We are continuing to monitor the situation in Russia and Ukraine. We will create new advisories for cyberthreats as needed. Ascend Technologies has blocked all traffic from Russia and Ukraine on firewalls managed by us. We have blocked alerted Indicators of Compromise including malicious file hashes, IP addresses, and domains used by emerging threats in our client's environments.
Additionally, we have blocked file hashes from the newly disclosed destructive malware families: WhisperGate and HermeticWiper. This will prevent the execution of these malicious files in environments managed by Ascend Technologies. Source: https://www.cisa.gov/uscert/ncas/alerts/aa22-057a
If any suspicious activity is detected, we will reach out to the appropriate contacts and inform them of the detected activity.
Posted Mar 01, 2022 - 11:19 CST
Update
We are continuing to monitor for any further issues.
Posted Feb 24, 2022 - 18:56 CST
Update
We are continuing to monitor for any further issues.
Posted Feb 24, 2022 - 17:30 CST
Monitoring
A fix has been implemented and we are monitoring the results.
Posted Feb 24, 2022 - 17:14 CST
Investigating
Ascend Clients,
Increased cyberattacks often coincide with military action, and Russia’s invasion of the Ukraine is a prime example of this relationship. We may see similar spikes as the China and Taiwan conflict builds.
CISA (US Cybersecurity and Infrastructure Security Agency) issued a general warning for all US businesses to enter a “higher state of vigilance” as the standoff escalated. These warnings are especially relevant for those in the Defense Industrial Base and Critical Infrastructure (linked PDF) sectors. Ascend predicts that the Finance sector may subsequently be targeted in response to sanctions against Russia.
For Ascend Cybersecurity Clients the following protections are in place (per service): Managed Firewall clients have geolocation blocking enabled for nations known to engage in state-sponsored cyberattacks such Russia, Iran, North Korea, Turkey, etc. Endpoint Detection and Response (EDR) and Next Generation Antivirus (NGAV) software vendors have informed Ascend that their internal security and development teams are on High alert.
Ascend’s Security Operation Center (SOC) is also on High alert and continuously monitoring threat intelligence feeds—adding any new Indicators of Compromise (IOCs) to our toolsets so they can be identified if they should appear in a client’s environment. Vulnerability Management clients are consistently being scanned for threats, which are correlated with attacks included in our threat feeds to ensure attackers cannot exploit these weaknesses.
What can you do to protect your business?
1. Treat email with increased suspicion, especially when the request claims to be urgent, involves money, or contains links/files.

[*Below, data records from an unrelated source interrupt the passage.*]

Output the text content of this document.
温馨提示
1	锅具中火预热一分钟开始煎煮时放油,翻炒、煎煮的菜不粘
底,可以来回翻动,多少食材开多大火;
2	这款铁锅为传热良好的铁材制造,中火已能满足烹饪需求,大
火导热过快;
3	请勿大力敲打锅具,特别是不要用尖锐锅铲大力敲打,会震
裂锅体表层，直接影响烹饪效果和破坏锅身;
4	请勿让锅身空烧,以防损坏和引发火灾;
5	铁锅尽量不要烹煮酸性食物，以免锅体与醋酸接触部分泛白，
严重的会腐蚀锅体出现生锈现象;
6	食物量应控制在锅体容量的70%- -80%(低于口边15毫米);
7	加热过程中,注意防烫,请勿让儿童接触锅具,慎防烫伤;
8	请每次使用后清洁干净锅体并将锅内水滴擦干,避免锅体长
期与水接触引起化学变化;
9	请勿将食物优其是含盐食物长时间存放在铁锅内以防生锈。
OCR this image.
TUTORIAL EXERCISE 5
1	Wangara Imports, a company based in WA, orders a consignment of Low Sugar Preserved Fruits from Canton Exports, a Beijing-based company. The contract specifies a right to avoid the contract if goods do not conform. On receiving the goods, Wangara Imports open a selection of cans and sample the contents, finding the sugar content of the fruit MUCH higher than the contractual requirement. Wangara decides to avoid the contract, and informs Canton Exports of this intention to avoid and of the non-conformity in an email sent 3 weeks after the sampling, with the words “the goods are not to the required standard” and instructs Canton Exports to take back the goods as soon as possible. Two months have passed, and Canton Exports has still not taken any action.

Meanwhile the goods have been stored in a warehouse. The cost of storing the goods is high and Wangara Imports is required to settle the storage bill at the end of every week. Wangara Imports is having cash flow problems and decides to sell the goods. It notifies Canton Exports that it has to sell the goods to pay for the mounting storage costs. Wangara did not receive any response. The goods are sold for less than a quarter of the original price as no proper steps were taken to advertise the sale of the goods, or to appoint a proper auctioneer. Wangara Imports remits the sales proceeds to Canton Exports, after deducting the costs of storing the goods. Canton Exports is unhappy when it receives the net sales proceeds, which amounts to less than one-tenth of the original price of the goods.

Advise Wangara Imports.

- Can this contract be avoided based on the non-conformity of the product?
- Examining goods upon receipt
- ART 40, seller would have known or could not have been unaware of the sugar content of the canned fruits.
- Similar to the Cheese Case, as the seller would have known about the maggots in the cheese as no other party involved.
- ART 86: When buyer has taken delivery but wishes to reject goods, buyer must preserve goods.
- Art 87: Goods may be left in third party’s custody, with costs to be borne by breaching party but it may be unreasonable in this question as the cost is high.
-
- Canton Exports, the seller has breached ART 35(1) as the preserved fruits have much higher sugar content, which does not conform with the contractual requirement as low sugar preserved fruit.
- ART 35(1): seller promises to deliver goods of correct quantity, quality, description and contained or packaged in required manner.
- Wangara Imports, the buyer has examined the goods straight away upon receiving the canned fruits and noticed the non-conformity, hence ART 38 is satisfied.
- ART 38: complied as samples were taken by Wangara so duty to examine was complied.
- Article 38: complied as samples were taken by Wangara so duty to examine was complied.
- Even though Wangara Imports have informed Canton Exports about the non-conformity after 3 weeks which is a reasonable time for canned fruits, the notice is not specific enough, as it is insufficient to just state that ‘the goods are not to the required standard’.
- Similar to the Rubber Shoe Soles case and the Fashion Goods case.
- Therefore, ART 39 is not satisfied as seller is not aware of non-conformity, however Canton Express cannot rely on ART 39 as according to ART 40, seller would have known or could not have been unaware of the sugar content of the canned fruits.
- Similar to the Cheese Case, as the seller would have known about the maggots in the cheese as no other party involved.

It is best to contact the sender through a known good phone number (not the one presented in the email) to verify the request.
2. Remember that cyberattacks can also be initiated in the form of text messages and phone calls, so treat them with a similar level of suspicion as email.
3. Social Media should be treated with high caution and users should refrain from accessing these sites from business systems because they are a prime vector for cyberattacks—baiting users into clicking links that may lead to malicious payloads and used in campaigns of misinformation.
4. Multi-Factor Authentication should be enabled for all users of Office 365 and VPN accounts.
5. Use long passphrases if MFA cannot be used and avoid using the same password across multiple logins.
6. Report suspicious activity to the Ascend SOC for investigation if you are a Cybersecurity client.
7. Print a hardcopy (or multiple copies) of your Incident Response Plan and keep it in a secure offsite location(s) for future reference.
8. Ensure users are participating in Security Awareness Training so they are knowledgeable about various forms of cyberattacks and do not fall victim.
9. Confirm your backups are working and stored securely offsite so they cannot be deleted during an attack.
10. Contact your Cyber Insurance provider and legal advisors to learn how to contact them should a breach occur.
No one can predict how the first modern cyberwar may play out, but rest assured that Ascend is monitoring the situation closely, we have our defenses up, we are monitoring our clients’ defenses, and we will continue to provide you with actionable information as the situation develops.